The researchers say their tool has also revealed a previously unknown phenomenon in biology that may explain why TB infections are so difficult to treat — genetically similar TB bacteria lurking in human cells may respond quite differently to antibiotics.

Biologist Amit Singh and his colleagues at the International Centre for Genetic Engineering and Biotechnology (ICGEB), New Delhi, have developed a novel protein-based biosensor, a tool to measure a key chemical signature of an individual TB bacterium.

The biosensor allows researchers to quantify the capacity of TB bacteria to survive antibiotics through an anti-oxidant substance called mycothiol that these microbes produce to protect themselves from being killed by the drugs.

“We have the first precise measurements of this anti-oxidant produced by an individual TB bacterium,” said Singh, the principal investigator of the study supported by India’s department of biotechnology and the UK-based Wellcome Trust.

The findings, just published in the international journal PLOS Pathogens, may also explain how a small population of drug-tolerant TB bacteria can survive in cells called macrophages in patients infected with TB for months even when they are taking anti-TB medications.

The study has also suggested that antibiotics work in harmony with the body’s own macrophages to kill TB bacteria. This observation puts a question mark on the reliability of present-day drug screening tests routinely used to determine which specific antibiotics can kill a population of TB microbes.

In virtually all existing drug screening tests, researchers pour chemical compounds onto colonies of TB microbes in test tubes. The new findings suggest that it would be far more reliable to screen drugs on TB-infected macrophages than inside test tubes.

“This is a fantastic study that elegantly invokes two major ideas with implications for anti-TB drug therapy,” said Maziar Divangahi, assistant professor of medicine at McGill University in Canada, who specialises in TB and immunology but was not associated with the ICGEB study.

“We need to seriously re-evaluate our anti-TB drug screening strategy, which is to directly dump the candidate drug on the bacteria without considering macrophages, the natural host of TB bacteria,” Divangahi said.

In the ICGEB experiments, Ashima Bhaskar, a post-doctoral scientist and other research scholars genetically engineered TB bacteria to make them express a green-coloured protein that serves as a biosensor for the anti-oxidant mycothiol. “The changes in the intensity of the green colour allow us to monitor variations in the mycothiol levels at the level of a single TB bacterium,” Bhaskar said.

A senior scientist said the study’s demonstration that genetically similar bacteria behave differently inside macrophages, which in turn determines their susceptibility to antibiotics, was a major “conceptual advance” in TB research.

“With this realisation, screens of anti-TB drugs in the future should move from test tubes to infected macrophages,” said Shahid Jameel, chief executive officer of the Wellcome Trust- DBT India Alliance, a public trust that funded the study. “Such macrophage-based screens will hopefully lead to drugs from which the TB bacteria cannot escape,” Jameel said.
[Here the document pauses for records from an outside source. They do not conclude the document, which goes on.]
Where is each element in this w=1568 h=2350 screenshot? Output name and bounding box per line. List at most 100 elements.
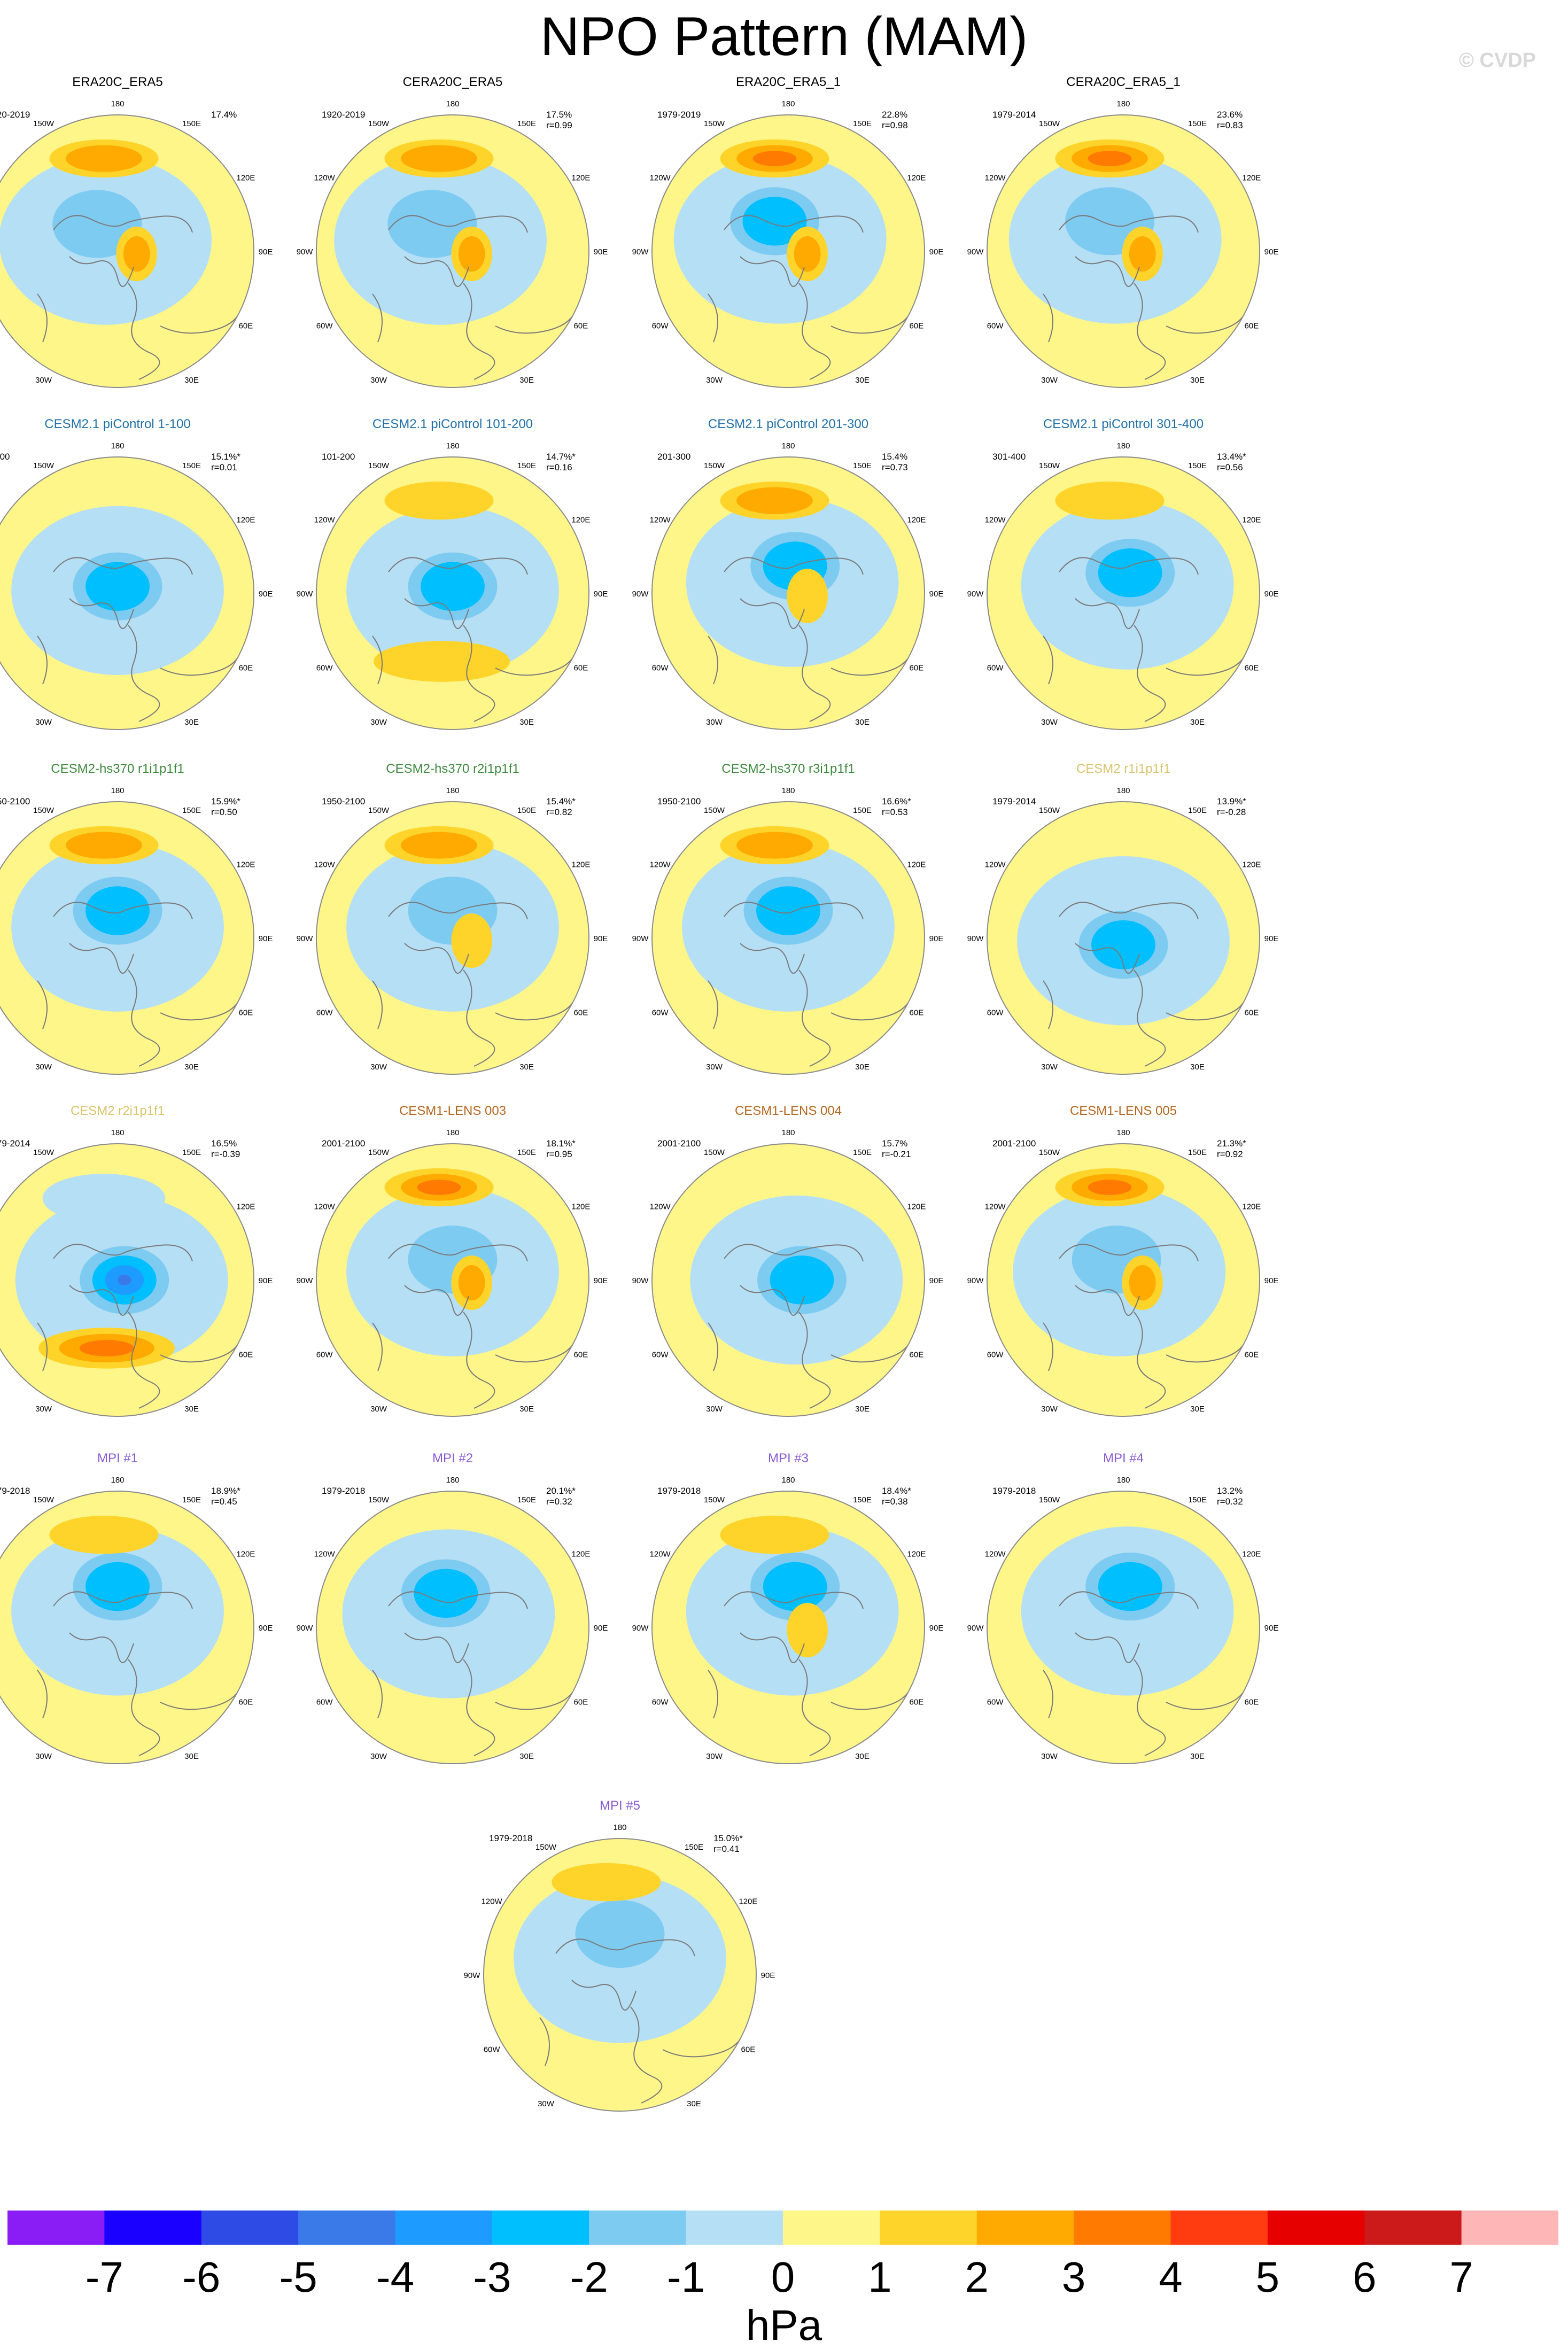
- panel-correlation: r=0.32: [1217, 1496, 1243, 1507]
- pacific-high-contour: [736, 832, 813, 859]
- longitude-label: 90E: [929, 590, 944, 599]
- coastline: [539, 1938, 743, 2104]
- panel-correlation: r=0.01: [211, 462, 237, 472]
- colorbar: [7, 2211, 1558, 2245]
- longitude-label: 60W: [316, 322, 333, 331]
- longitude-label: 30E: [1190, 1405, 1205, 1414]
- panel-correlation: r=0.82: [546, 807, 572, 817]
- panel-correlation: r=0.99: [546, 120, 572, 130]
- polar-map: 180150W150E120W120E90W90E60W60E30W30E0: [297, 1476, 608, 1764]
- map-boundary: [0, 1491, 254, 1764]
- longitude-label: 120W: [314, 860, 336, 870]
- longitude-label: 120E: [571, 1550, 590, 1559]
- pacific-high-contour: [417, 1180, 461, 1195]
- longitude-label: 120E: [907, 174, 926, 183]
- longitude-label: 120E: [1242, 860, 1261, 870]
- panel-period: 1979-2018: [992, 1486, 1036, 1496]
- longitude-label: 150W: [33, 1495, 55, 1504]
- longitude-label: 90W: [632, 247, 649, 257]
- polar-map: 180150W150E120W120E90W90E60W60E30W30E0: [297, 99, 608, 388]
- map-boundary: [651, 456, 925, 730]
- colorbar-bin: [492, 2211, 589, 2245]
- longitude-label: 150W: [704, 806, 725, 815]
- longitude-label: 120E: [571, 860, 590, 870]
- longitude-label: 60E: [239, 1698, 253, 1707]
- longitude-label: 90E: [259, 247, 273, 257]
- arctic-low-contour: [86, 562, 150, 611]
- colorbar-bin: [1170, 2211, 1268, 2245]
- map-boundary: [316, 1143, 589, 1417]
- longitude-label: 150E: [1188, 119, 1207, 128]
- panel-title: CESM2 r2i1p1f1: [70, 1104, 165, 1118]
- colorbar-tick-label: 7: [1449, 2253, 1473, 2301]
- longitude-label: 60E: [239, 322, 253, 331]
- longitude-label: 90E: [761, 1971, 775, 1980]
- pacific-high-contour: [1088, 151, 1132, 166]
- colorbar-bin: [1267, 2211, 1365, 2245]
- longitude-label: 90E: [1264, 1624, 1279, 1633]
- longitude-label: 90W: [632, 590, 649, 599]
- longitude-label: 150E: [853, 1148, 872, 1157]
- panel-correlation: r=0.73: [882, 462, 908, 472]
- coastline: [1043, 1591, 1247, 1756]
- colorbar-tick-label: 2: [965, 2253, 989, 2301]
- longitude-label: 60W: [987, 1009, 1004, 1018]
- map-boundary: [316, 1491, 589, 1764]
- map-panel: CESM2.1 piControl 1-100 1-100 15.1%*r=0.01…: [0, 417, 278, 738]
- map-boundary: [483, 1838, 757, 2112]
- longitude-label: 90E: [1264, 934, 1279, 943]
- panel-variance-pct: 14.7%*: [546, 452, 576, 462]
- longitude-label: 120E: [571, 174, 590, 183]
- panel-period: 1920-2019: [0, 110, 30, 120]
- pacific-low-contour: [42, 1174, 166, 1223]
- panel-period: 1979-2019: [657, 110, 701, 120]
- polar-map: 180150W150E120W120E90W90E60W60E30W30E0: [967, 441, 1278, 730]
- panel-correlation: r=-0.28: [1217, 807, 1246, 817]
- longitude-label: 90W: [967, 1624, 984, 1633]
- panel-variance-pct: 16.5%: [211, 1138, 237, 1149]
- panel-period: 201-300: [657, 452, 691, 462]
- panel-variance-pct: 18.9%*: [211, 1486, 240, 1496]
- polar-map: 180150W150E120W120E90W90E60W60E30W30E0: [297, 441, 608, 730]
- longitude-label: 90E: [259, 934, 273, 943]
- longitude-label: 150E: [517, 1148, 536, 1157]
- coastline: [372, 557, 576, 722]
- map-panel: CESM2-hs370 r1i1p1f1 1950-2100 15.9%*r=0.5…: [0, 762, 278, 1082]
- panel-correlation: r=-0.21: [882, 1149, 911, 1159]
- longitude-label: 60W: [987, 322, 1004, 331]
- longitude-label: 90E: [929, 934, 944, 943]
- polar-map: 180150W150E120W120E90W90E60W60E30W30E0: [0, 786, 273, 1075]
- longitude-label: 60W: [987, 1351, 1004, 1360]
- panel-variance-pct: 18.1%*: [546, 1138, 576, 1149]
- panel-title: CESM2-hs370 r3i1p1f1: [721, 762, 855, 776]
- panel-title: MPI #3: [767, 1451, 809, 1465]
- coastline: [372, 1244, 576, 1409]
- panel-title: CESM1-LENS 003: [399, 1104, 507, 1118]
- longitude-label: 30W: [370, 718, 387, 727]
- longitude-label: 90E: [259, 590, 273, 599]
- longitude-label: 60E: [574, 322, 588, 331]
- longitude-label: 150W: [33, 461, 55, 470]
- panel-variance-pct: 15.0%*: [713, 1833, 743, 1843]
- colorbar-bin: [1461, 2211, 1558, 2245]
- arctic-low-contour: [742, 197, 807, 246]
- pacific-high-contour: [49, 1515, 159, 1554]
- panel-variance-pct: 23.6%: [1217, 110, 1243, 120]
- longitude-label: 150W: [704, 1495, 725, 1504]
- longitude-label: 120E: [907, 1550, 926, 1559]
- colorbar-bin: [201, 2211, 299, 2245]
- coastline: [1043, 557, 1247, 722]
- panel-period: 1979-2014: [992, 796, 1036, 806]
- panel-period: 1920-2019: [322, 110, 366, 120]
- longitude-label: 30W: [35, 718, 52, 727]
- longitude-label: 120W: [650, 516, 671, 525]
- longitude-label: 30E: [184, 1062, 199, 1072]
- panel-title: CESM1-LENS 004: [734, 1104, 842, 1118]
- longitude-label: 90E: [594, 590, 608, 599]
- longitude-label: 30W: [706, 1752, 723, 1761]
- pacific-high-contour: [736, 487, 813, 514]
- longitude-label: 90E: [594, 934, 608, 943]
- panel-period: 1979-2018: [657, 1486, 701, 1496]
- map-panel: CESM1-LENS 005 2001-2100 21.3%* r=0.92 180 15…: [963, 1104, 1284, 1424]
- longitude-label: 150E: [517, 806, 536, 815]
“This tool for the first time shows a way to distinguish between genetically similar, but physiologically different, drug-sensitive and drug-tolerant bacteria. This biosensor could eventually lead to a diagnostic test to detect drug-resistant TB,” Singh said.
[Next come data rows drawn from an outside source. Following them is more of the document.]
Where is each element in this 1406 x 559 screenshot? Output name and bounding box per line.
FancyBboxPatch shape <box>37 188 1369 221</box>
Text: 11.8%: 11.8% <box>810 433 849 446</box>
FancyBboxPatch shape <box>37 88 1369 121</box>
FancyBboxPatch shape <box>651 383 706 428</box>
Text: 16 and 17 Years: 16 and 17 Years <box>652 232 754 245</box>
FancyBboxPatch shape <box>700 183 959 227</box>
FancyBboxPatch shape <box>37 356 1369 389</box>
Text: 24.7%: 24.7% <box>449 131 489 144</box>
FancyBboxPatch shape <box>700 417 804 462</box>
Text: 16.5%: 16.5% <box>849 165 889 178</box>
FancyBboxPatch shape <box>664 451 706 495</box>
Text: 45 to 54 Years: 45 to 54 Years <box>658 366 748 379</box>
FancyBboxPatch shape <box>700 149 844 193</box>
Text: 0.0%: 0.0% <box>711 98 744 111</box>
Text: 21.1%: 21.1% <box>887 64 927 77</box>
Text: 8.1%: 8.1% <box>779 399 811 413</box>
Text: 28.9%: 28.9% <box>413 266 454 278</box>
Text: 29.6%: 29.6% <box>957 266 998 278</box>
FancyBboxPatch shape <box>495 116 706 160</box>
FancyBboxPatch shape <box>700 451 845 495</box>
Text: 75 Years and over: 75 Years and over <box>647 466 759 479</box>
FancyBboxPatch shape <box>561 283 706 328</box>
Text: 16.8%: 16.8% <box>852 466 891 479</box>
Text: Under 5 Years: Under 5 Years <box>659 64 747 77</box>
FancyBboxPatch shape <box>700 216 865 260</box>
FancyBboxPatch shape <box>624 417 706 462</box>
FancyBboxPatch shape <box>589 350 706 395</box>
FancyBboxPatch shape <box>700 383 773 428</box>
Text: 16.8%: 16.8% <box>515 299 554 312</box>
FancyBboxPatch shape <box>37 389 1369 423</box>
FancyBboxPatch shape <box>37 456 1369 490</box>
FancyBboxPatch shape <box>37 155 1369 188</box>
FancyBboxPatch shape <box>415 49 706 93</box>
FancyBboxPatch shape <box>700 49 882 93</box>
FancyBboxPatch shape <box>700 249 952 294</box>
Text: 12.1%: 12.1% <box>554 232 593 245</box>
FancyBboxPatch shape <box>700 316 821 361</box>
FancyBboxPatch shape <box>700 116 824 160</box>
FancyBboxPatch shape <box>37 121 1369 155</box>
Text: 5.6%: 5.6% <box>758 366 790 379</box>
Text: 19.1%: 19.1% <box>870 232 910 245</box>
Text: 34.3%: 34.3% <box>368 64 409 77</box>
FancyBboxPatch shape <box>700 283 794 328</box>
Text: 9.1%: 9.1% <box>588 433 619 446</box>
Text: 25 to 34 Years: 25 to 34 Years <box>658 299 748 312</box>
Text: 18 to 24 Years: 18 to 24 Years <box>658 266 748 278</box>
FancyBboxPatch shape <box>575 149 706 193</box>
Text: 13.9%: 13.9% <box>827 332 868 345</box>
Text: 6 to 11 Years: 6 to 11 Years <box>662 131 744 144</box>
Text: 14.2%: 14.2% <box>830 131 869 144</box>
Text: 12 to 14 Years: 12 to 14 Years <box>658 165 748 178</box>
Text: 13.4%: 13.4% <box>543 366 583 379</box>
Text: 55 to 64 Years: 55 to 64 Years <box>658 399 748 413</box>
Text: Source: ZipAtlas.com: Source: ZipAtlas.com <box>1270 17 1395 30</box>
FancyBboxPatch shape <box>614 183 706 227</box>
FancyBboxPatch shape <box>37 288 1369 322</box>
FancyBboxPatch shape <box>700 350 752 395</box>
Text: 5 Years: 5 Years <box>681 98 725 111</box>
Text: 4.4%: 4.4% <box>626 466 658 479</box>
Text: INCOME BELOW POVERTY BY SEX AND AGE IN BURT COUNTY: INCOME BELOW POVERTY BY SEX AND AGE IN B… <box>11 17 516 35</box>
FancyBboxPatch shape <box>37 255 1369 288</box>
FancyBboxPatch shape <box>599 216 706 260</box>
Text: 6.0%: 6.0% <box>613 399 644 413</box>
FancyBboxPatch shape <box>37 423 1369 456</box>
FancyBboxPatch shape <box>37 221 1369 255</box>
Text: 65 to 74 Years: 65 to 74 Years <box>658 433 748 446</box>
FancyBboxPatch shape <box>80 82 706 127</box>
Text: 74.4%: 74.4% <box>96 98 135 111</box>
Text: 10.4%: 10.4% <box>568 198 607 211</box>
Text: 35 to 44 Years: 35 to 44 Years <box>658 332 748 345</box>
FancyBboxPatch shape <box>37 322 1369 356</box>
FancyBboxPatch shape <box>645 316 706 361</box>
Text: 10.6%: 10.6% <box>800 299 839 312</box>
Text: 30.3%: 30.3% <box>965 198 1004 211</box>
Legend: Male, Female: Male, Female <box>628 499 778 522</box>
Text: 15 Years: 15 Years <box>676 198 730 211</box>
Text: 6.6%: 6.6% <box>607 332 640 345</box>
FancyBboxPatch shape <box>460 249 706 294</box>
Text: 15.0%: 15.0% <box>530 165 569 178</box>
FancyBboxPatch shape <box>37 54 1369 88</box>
Public health experts estimate that nearly two billion people worldwide are infected with TB bacteria, although the majority have dormant infections with no symptoms. But about 1.4 million people die from the infection each year.

The infection is currently treated with a set of four standard first-line antibiotics that need to be taken by patients for periods of six months to a year. But patients with drug-resistant TB need to be treated with another set of antibiotics that are expensive and have worse side effects than the first-line drugs.